Identifying people with cancer
As part of this program, an SNDS cancer algorithm was developed and validated to identify a number of cancer sites associated with occupational exposures.
To validate these algorithms, a validation study was conducted using French cancer registries.
Three algorithms developed
Three generic algorithms were developed to identify ESPrI retirees with specific cancer sites in the National Health Data System of the health insurance program. The objective of this study was to validate the algorithms using data from the ESPrI cohort and the French cancer registries. Seven general cancer registries and one specialized registry covering 10 departments shared with ESPrI (Somme, Gironde, Lille and its region, Poitou-Charentes, Manche, Calvados, Haute-Vienne) were approached, and all agreed to participate.
Results
The ESPrI cohort consists of retired artisans with an average age of 73 in 2020. Between 2011 and 2016, data from 7,544 participants recorded in a self-administered questionnaire were linked to the SNDS. Data from the French cancer registries were used as the gold standard. Performance indicators such as sensitivity, specificity, and positive and negative predictive values (PPV, NPV) were estimated for the three algorithms based on the ICD-10 code and the earliest year of Long-Term Conditions (A) and PMSI (Programme de Médicalisation des Systèmes d’Information) data (B) were developed. The first algorithm, named “PMSI,” derived from MCO hospitalization data in the PMSI, was constructed using the admission date, the ICD-10 codes for the patient’s conditions, and the medical procedures performed (chemotherapy, radiation therapy, etc.) related to the primary, secondary, or associated diagnoses (DP, DR, DAS, respectively) pertaining to the hospital stays. The third algorithm resulted from the combination of ALD and PMSI (C). Furthermore, false positives and false negatives were analyzed to determine whether better algorithms could be developed.

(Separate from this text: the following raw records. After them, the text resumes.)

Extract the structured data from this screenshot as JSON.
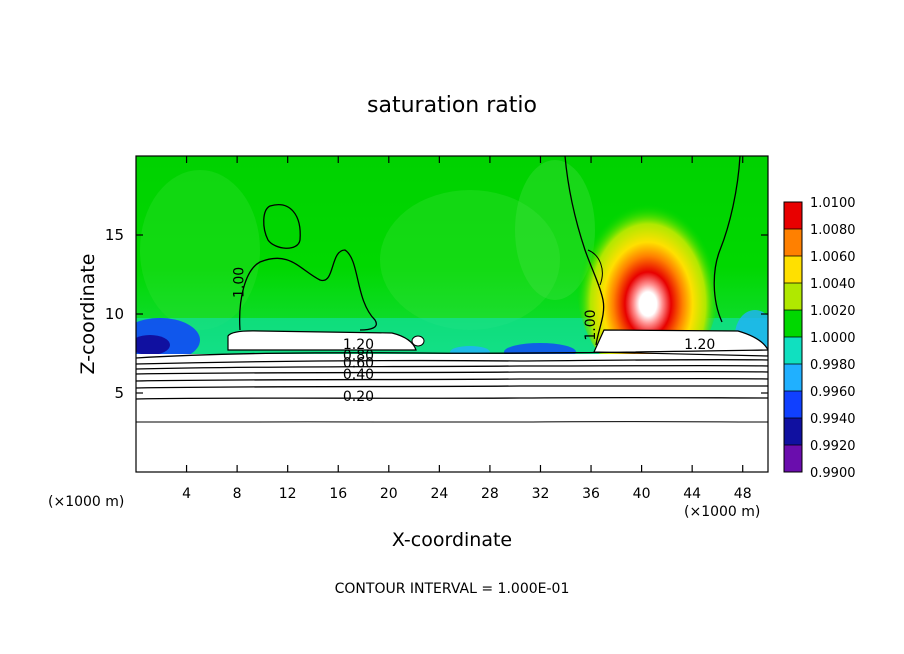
{
  "chart_data": {
    "type": "heatmap",
    "title": "saturation ratio",
    "xlabel": "X-coordinate",
    "ylabel": "Z-coordinate",
    "x_unit": "(×1000 m)",
    "x_unit_right": "(×1000 m)",
    "footer": "CONTOUR INTERVAL = 1.000E-01",
    "xlim": [
      0,
      50
    ],
    "ylim": [
      0,
      20
    ],
    "x_ticks": [
      4,
      8,
      12,
      16,
      20,
      24,
      28,
      32,
      36,
      40,
      44,
      48
    ],
    "y_ticks": [
      5,
      10,
      15
    ],
    "colorbar": {
      "levels": [
        0.99,
        0.992,
        0.994,
        0.996,
        0.998,
        1.0,
        1.002,
        1.004,
        1.006,
        1.008,
        1.01
      ],
      "labels": [
        "0.9900",
        "0.9920",
        "0.9940",
        "0.9960",
        "0.9980",
        "1.0000",
        "1.0020",
        "1.0040",
        "1.0060",
        "1.0080",
        "1.0100"
      ],
      "colors": [
        "#6a0dad",
        "#1010a0",
        "#1040ff",
        "#20b0ff",
        "#10e0c0",
        "#00d800",
        "#b0e800",
        "#ffe000",
        "#ff8000",
        "#e80000",
        "#ff9090"
      ]
    },
    "contour_labels": [
      {
        "text": "1.00",
        "x": 8.5,
        "y": 12.0,
        "rotate": -90
      },
      {
        "text": "1.00",
        "x": 36.3,
        "y": 9.3,
        "rotate": -90
      },
      {
        "text": "1.20",
        "x": 17.6,
        "y": 7.8
      },
      {
        "text": "0.80",
        "x": 17.6,
        "y": 7.1
      },
      {
        "text": "0.60",
        "x": 17.6,
        "y": 6.6
      },
      {
        "text": "0.40",
        "x": 17.6,
        "y": 5.9
      },
      {
        "text": "0.20",
        "x": 17.6,
        "y": 4.5
      },
      {
        "text": "1.20",
        "x": 44.6,
        "y": 7.8
      }
    ]
  }
}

Their sensitivities ranged from 50% to 93% with algorithm A, from 71% to 100% with algorithm B, and from 92% to 100% with algorithm C, respectively. The best algorithm was Algorithm C, based on two combined data sources—ALD and PMSI—which showed the highest sensitivities and PPVs for certain cancer sites. The majority of false positives were actually in situ cancers and cancers in adjacent organs (such as the esophagus and stomach). The majority of false negatives were likely due to underreporting of ALD.
The algorithms performed well. The SNDS and the validated algorithms can be used for passive epidemiological surveillance of specific cancer sites in the ESPrI cohort. A paper has been submitted.
1 The principal diagnosis (PD) is defined as the condition primarily responsible for the patient’s hospitalization. The associated diagnoses required for classification (ADs) are, in fact, the diagnoses, symptoms, and other significant reasons for seeking care or using resources.